Para Palma, não resta outra opção senão continuar lutando pelas proteções do TPS. De sua família de seis pessoas, apenas ele está em risco, pois o único benefício que possui é o Status de Proteção Temporária.

Seus quatro filhos cidadãos estadunidenses e sua esposa residente permanente não correm o perigo pelo qual ele passaria se lhe retirassem o TPS.

Esta luta, menciona o coordenador nacional da Aliança Nacional do TPS, tem que ser por duas vias.

“Nós sempre acreditamos que é preciso lutar nas duas áreas: na legal, para tentar evitar que as pessoas fiquem sem documentos, e na legislativa e organizacional, para buscar uma solução permanente para toda a comunidade com TPS”, detalha.

A organização para exigir uma solução aos legisladores, acrescenta Palma, é fundamental, pois apenas uma legislação bipartidária na Câmara dos Deputados e no Senado pode dar um alívio real aos imigrantes protegidos pelo TPS.

Um resultado desse tipo, no entanto, “é praticamente impossível” com a atual composição do Congresso, de maioria republicana, a qual pede “uma reforma imigratória abrangente ou nada, (o que) nos leva onde estamos agora, que é ter nada”, explica Chacón, e critica que, quando o Partido Democrata teve a oportunidade de realizar ações que protegiessem grupos imigrantes específicos, “ficou aquém em vários momentos dos últimos 25 ou 30 anos”.

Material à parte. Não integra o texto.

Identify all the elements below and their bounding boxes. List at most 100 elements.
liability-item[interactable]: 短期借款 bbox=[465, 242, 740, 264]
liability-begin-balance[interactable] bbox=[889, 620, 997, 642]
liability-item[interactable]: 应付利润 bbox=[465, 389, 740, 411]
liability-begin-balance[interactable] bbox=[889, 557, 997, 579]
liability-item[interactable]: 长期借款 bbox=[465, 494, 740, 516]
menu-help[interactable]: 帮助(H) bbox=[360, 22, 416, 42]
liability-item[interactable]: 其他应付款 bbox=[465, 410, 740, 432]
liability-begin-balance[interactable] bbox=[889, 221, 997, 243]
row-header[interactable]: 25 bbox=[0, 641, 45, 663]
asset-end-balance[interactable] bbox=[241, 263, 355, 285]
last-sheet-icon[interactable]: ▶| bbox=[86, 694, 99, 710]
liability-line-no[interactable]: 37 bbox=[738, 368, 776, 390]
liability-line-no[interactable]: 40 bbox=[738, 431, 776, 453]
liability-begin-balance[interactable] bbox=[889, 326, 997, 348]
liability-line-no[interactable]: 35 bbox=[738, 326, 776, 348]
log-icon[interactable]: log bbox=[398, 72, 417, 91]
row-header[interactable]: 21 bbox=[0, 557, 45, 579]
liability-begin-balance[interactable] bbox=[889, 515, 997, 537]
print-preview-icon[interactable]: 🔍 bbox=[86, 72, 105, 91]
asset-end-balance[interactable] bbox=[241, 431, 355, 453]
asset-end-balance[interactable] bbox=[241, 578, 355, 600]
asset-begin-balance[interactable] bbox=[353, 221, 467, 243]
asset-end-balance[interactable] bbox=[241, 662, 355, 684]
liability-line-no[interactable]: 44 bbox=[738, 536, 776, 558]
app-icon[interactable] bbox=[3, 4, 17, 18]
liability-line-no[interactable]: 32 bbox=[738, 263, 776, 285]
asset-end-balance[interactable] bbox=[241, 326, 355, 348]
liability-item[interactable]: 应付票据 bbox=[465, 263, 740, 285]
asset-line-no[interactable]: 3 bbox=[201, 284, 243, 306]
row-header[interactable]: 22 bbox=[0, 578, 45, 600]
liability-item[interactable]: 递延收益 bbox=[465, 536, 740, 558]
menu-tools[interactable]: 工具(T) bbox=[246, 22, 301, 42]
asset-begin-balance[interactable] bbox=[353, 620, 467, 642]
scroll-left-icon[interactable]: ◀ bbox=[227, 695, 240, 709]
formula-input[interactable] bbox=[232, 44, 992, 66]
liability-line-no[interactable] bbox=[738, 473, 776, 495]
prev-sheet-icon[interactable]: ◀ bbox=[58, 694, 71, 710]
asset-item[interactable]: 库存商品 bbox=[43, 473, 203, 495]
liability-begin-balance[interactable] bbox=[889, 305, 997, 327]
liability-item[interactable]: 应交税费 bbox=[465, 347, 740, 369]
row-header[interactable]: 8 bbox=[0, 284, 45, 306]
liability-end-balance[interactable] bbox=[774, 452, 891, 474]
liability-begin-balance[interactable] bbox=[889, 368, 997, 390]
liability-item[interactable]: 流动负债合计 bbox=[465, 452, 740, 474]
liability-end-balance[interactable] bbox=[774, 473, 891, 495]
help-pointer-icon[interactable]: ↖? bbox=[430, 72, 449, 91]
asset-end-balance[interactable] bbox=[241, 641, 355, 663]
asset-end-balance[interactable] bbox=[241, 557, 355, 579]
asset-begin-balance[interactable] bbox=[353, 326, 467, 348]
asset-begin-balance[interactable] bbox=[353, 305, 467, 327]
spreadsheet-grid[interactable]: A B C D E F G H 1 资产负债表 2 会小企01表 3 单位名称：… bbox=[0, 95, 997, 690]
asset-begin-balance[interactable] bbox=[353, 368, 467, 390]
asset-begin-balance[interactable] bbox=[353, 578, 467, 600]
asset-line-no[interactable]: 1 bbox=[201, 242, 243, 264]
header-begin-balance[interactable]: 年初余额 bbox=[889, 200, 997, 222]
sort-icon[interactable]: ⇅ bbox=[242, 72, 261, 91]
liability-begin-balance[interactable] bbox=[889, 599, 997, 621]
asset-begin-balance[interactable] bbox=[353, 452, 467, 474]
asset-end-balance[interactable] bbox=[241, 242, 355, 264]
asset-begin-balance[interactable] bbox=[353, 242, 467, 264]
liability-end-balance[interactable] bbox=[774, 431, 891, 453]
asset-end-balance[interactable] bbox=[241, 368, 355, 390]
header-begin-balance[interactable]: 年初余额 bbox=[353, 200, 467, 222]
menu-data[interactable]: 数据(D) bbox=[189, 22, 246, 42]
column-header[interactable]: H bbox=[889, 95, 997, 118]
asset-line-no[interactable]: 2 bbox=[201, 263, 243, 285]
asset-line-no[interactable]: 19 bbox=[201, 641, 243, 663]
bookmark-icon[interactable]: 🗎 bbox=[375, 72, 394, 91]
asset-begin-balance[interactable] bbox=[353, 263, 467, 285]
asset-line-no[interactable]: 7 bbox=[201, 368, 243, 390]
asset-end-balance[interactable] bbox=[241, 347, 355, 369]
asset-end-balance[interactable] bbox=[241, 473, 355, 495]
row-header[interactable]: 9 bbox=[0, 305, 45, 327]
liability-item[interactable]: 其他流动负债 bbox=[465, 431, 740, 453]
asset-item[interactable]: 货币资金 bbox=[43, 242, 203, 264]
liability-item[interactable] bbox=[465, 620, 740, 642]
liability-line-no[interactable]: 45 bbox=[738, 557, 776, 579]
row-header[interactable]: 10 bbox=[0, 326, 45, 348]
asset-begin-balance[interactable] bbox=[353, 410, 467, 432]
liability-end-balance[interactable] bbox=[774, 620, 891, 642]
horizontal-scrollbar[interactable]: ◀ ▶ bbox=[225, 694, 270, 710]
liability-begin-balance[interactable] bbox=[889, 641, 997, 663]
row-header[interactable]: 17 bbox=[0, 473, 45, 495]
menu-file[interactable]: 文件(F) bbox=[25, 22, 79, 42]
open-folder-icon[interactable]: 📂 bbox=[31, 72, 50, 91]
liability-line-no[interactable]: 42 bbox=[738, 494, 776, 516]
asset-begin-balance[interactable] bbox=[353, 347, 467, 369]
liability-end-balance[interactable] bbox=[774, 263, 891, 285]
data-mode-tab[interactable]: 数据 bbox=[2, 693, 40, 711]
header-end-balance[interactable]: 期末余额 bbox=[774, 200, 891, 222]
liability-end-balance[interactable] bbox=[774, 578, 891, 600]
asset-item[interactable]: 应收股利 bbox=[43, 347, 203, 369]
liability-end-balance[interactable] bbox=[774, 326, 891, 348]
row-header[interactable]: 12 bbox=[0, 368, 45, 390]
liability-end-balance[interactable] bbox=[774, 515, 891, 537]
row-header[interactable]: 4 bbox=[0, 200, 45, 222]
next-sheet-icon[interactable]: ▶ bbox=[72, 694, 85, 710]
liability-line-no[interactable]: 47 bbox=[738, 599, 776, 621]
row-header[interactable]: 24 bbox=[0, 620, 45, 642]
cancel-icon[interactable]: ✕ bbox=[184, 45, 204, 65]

O panorama é sombrio. A espera mantém tudo em suspenso. Mas Palma convoca toda a comunidade do TPS a se “ativar” para exigir a defesa do programa.

“O que vem nos próximos dias? É preciso esperar que a Suprema Corte tome uma decisão. Mas também é preciso se organizar, é preciso se ativar para buscar uma solução legislativa. E não temos que esperar por isso. Temos que fazer isso já.”

“E esse é o chamado para a comunidade com TPS, para a comunidade que esteve protegida por este programa, para que não desistamos. Se algo que nós imigrantes temos é que somos fortes, nos sobressaímos nas dificuldades.”

“Hoje ainda não é o momento para se esconder, não é o momento para ter medo; pelo contrário, é o momento de mostrar que somos fortes no aspecto de lutar contra as adversidades. Nem tudo está perdido, as esperanças ainda existem e por isso eu me motivo todos os dias a continuar falando do tema”, finaliza.